Disadvantages of Passwordless authentication
- Dependence on the email or phone: If the user loses access to their phone or email they lose access to the account. Stolen email or phone can also put the user’s information at risk.
- Biometric Data Concerns: Biometric authentication systems raise privacy and security concerns because once biometric data is compromised, it cannot be changed like a password.
- Technology and Infrastructure Costs: Implementing advanced passwordless systems like biometric scanners or sophisticated token-based hardware can involve significant initial costs
Passwordless authentication is a great way to log your users in, and it is more secure than traditional login methods but it is important to remember that no system is ever full proof and adding additional security mechanisms such as MFA is recommended.

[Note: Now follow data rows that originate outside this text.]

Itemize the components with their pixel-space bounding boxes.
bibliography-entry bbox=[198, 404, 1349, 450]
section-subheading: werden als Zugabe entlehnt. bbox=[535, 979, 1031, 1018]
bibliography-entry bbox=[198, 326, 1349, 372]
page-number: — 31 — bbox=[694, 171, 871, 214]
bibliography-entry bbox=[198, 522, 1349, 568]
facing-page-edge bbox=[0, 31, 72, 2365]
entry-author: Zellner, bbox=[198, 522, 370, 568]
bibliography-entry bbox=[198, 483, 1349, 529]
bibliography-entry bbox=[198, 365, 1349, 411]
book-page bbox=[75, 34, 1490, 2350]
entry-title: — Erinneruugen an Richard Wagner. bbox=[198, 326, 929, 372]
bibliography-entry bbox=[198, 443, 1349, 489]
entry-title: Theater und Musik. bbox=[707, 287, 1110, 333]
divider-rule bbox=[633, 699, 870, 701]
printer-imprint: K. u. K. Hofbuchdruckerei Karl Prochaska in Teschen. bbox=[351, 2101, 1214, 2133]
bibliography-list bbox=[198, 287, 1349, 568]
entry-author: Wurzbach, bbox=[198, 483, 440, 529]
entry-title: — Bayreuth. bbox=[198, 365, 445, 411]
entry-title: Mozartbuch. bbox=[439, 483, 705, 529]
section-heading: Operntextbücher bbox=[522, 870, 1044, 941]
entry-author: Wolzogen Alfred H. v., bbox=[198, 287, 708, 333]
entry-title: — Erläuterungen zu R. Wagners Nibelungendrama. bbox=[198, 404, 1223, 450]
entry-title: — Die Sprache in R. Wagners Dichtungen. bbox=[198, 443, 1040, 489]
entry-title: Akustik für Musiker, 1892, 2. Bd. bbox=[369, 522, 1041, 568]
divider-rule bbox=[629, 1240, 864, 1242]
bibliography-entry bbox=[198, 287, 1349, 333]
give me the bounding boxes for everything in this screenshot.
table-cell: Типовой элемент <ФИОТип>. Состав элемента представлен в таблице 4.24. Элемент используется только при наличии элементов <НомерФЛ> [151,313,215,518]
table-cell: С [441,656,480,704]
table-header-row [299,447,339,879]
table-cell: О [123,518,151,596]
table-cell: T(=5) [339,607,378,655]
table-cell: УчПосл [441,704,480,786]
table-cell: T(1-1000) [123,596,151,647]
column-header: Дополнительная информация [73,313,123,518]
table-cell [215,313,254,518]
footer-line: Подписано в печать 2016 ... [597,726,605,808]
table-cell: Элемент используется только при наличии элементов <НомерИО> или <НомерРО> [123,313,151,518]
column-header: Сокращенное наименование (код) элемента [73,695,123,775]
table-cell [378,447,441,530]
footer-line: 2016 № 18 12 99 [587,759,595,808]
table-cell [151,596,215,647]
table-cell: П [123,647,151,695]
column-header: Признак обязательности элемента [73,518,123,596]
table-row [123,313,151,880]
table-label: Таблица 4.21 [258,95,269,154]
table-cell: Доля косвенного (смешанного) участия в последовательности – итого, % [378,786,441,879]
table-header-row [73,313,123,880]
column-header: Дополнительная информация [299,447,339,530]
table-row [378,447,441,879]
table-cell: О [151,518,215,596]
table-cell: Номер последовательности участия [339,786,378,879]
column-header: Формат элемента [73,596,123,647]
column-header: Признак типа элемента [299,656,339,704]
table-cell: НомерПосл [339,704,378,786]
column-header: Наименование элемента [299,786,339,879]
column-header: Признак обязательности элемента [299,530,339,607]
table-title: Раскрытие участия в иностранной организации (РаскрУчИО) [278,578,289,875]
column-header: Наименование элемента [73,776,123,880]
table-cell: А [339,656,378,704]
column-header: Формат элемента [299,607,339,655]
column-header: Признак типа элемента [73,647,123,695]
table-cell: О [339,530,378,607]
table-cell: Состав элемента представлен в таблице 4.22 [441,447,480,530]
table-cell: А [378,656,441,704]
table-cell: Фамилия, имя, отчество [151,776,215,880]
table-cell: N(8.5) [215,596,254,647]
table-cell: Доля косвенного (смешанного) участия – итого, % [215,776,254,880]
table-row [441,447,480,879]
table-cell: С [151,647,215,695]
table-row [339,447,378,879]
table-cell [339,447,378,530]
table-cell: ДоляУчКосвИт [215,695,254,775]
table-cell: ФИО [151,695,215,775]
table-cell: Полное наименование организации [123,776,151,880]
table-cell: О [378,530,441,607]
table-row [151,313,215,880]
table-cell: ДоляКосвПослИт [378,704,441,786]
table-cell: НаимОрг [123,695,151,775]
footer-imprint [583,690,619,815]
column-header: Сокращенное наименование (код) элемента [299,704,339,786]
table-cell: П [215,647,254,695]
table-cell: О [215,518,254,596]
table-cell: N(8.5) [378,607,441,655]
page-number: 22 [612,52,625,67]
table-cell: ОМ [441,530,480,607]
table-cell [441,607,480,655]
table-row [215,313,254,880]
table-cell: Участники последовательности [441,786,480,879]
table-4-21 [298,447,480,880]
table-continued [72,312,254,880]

Using a Third Party vs Building it yourself
Building passwordless authentication yourself can be quite a task involving a lot of work and may require hiring multiple developers. We have a full blog dedicated to explaining how you can build Passwordless authentication yourself, you can read it here.
Apart from the work required to building the system you also have to:
- Maintaining the systems
- Staying up to date with latest security risks and concerns
- Adapting to new security threats, updating with latest technologies and practices
All of this can be a significant overhead to your regular development. On the other hand using a third party helps in the following ways:
- Quick to get setup
- You can focus on developing flows specific to your app
- Third party solutions used by multiple companies has been battle tested
- The responsibility of keeping up to date and responding to new threats is with the third party
- The third party will have a specialised skill set resulting in better quality of the login system. And because their focus is on the login system, responding to new threats will be faster.
Conclusion
Passwordless authentication is a great way to log your users into your app/website. It helps keep your system secure while adding to the end user experience.